So now the problem is that 0.1 molar buffers are needed for pH values of pH 10, 9.5, and 9.0. (I'll assume that ph 10 is 10.0 so 1 significant figure in concentration.)

Even though we are going to work with pKa of $\ce{[NH4^+]}$, let's nt forget that we are starting with "pure" ammonium hydroxide which ionizes as:

$\ce{NH3 +H2O <--> NH4^+ + OH^-}$

In "pure" ammonium hydroxide not much of the ammonia will ionize to ammonium, so we can assume

$\ce{[OH^-] = [NH4^+]}$

and the pH will be 11+. So we can add various amounts of HCl and create the needed buffers.

However there is a consideration. A 0.1 molar buffer means that given 1 liter of solution then:

• If 0.1 moles of a strong acid is added, the the pH drops no more than 1 pH unit.
• If 0.1 moles of a strong base is added the the pH increases no more than 1 pH unit.

Now a buffer would be made "best" at the pKa or pKb value of a chemical so that the buffer capacity was the same for either a strong acid or a strong base.

The buffers at 9.0 and 9.5 are reasonably close to the pKa of ammonium which is 9.25. So these buffers will guard against nearly the same amount of acid as base.

However the buffer at pH 10.0 is a considerable distance from the pKa of ammonium. So it will take much less of a strong base like NaOH to change the pH to 11.0 than a strong acid like HCl to change the pH to 9.0.

So assume that:

• The 0.1 molar buffer capacity means "at least 0.1 molar".
• You're making 1 liter of each of the solutions
• You only need volumes to about 5% for the reagents.

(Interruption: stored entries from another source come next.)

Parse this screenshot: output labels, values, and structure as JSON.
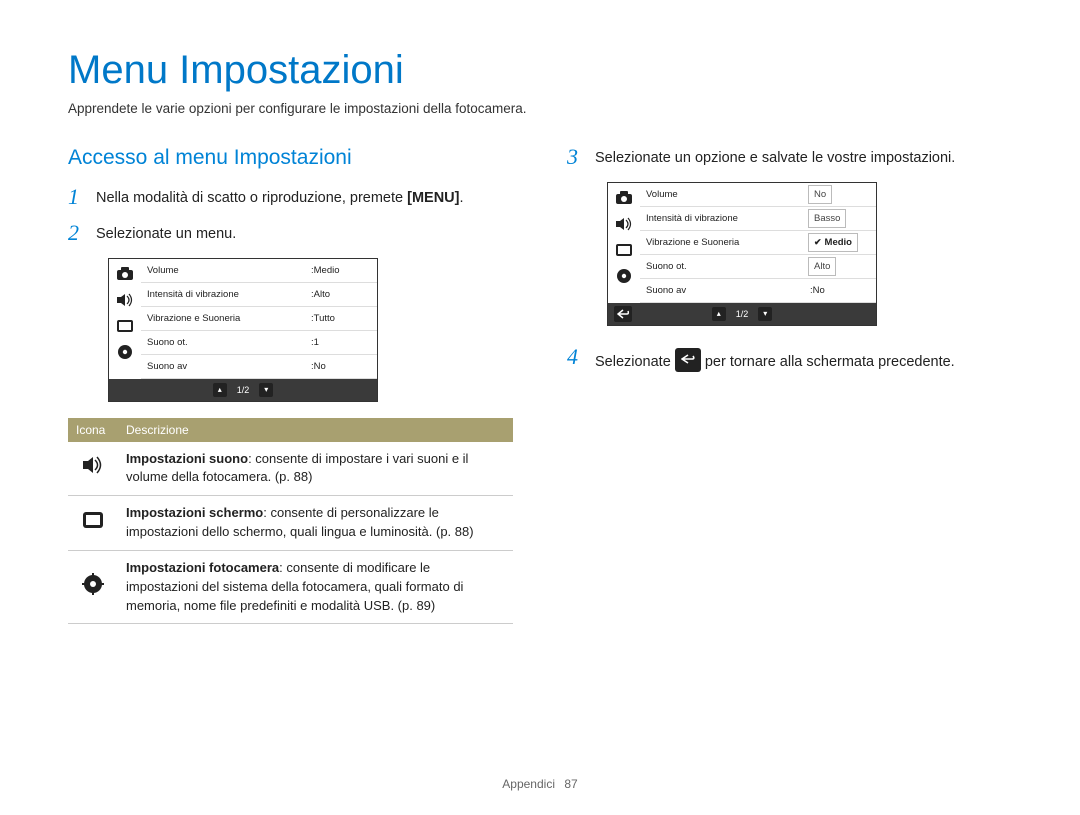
{
  "title": "Menu Impostazioni",
  "subtitle": "Apprendete le varie opzioni per configurare le impostazioni della fotocamera.",
  "left": {
    "heading": "Accesso al menu Impostazioni",
    "step1_a": "Nella modalità di scatto o riproduzione, premete ",
    "step1_menu": "[MENU]",
    "step1_b": ".",
    "step2": "Selezionate un menu."
  },
  "cam1": {
    "rows": [
      {
        "label": "Volume",
        "value": ":Medio"
      },
      {
        "label": "Intensità di vibrazione",
        "value": ":Alto"
      },
      {
        "label": "Vibrazione e Suoneria",
        "value": ":Tutto"
      },
      {
        "label": "Suono ot.",
        "value": ":1"
      },
      {
        "label": "Suono av",
        "value": ":No"
      }
    ],
    "page": "1/2"
  },
  "table": {
    "h1": "Icona",
    "h2": "Descrizione",
    "rows": [
      {
        "bold": "Impostazioni suono",
        "rest": ": consente di impostare i vari suoni e il volume della fotocamera. (p. 88)"
      },
      {
        "bold": "Impostazioni schermo",
        "rest": ": consente di personalizzare le impostazioni dello schermo, quali lingua e luminosità. (p. 88)"
      },
      {
        "bold": "Impostazioni fotocamera",
        "rest": ": consente di modificare le impostazioni del sistema della fotocamera, quali formato di memoria, nome file predefiniti e modalità USB. (p. 89)"
      }
    ]
  },
  "right": {
    "step3": "Selezionate un opzione e salvate le vostre impostazioni.",
    "step4_a": "Selezionate ",
    "step4_b": " per tornare alla schermata precedente."
  },
  "cam2": {
    "rows": [
      {
        "label": "Volume",
        "value": "No"
      },
      {
        "label": "Intensità di vibrazione",
        "value": "Basso"
      },
      {
        "label": "Vibrazione e Suoneria",
        "value": "Medio",
        "sel": true
      },
      {
        "label": "Suono ot.",
        "value": "Alto"
      },
      {
        "label": "Suono av",
        "value": ":No"
      }
    ],
    "page": "1/2"
  },
  "footer": {
    "section": "Appendici",
    "page": "87"
  }
}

The last assumption is a "gotcha" of sorts. I haven't worked through the solution, but I don't think there is a way to solve all the constraints directly in one pass. I think the "exact" solution would have to be calculated iteratively. No problem for a computer, but it is painful by hand. So overall this is trying to avoid iterating using the quadratic equation.

Answer 2

Here is what you would do in the lab (2 recipes, depending on your needs):

1. You start by diluting the concentrated ammonia to about 100 mM. Then, while measuring the pH, you add sufficient HCl to get the pH to 10.0, and put some of the buffer into a bottle. Then you add some more HCl to the remaining buffer until the pH is 9.5, and put some of it into a second bottle. Finally, you add some more HCl to the remaining buffer until the pH is 9.0, and put that into a third bottle. Now you have the required 3 buffers. This recipe does not give you buffers of defined concentration (and not even of equal concentrations), but your question initially didn't ask for a specific concentration.

2. If you need a specific concentration, take 100 mL of 200 mM ammonia, set the pH with concentrated HCl and fill up to 200 mL with water. That will give you a buffer with a concentration of 100 mM (total concentration of NH3/NH4+) at the desired pH.

The reason you do it this way is because buffer solutions are not ideal (by design, you want high concentrations of buffer substances, whereas calculations are accurate for infinitely dilute solutions). Especially if your buffer contains other substances such as high concentrations of NaCl, it is better to set the pH experimentally rather than do a calculation. Also, it is much faster.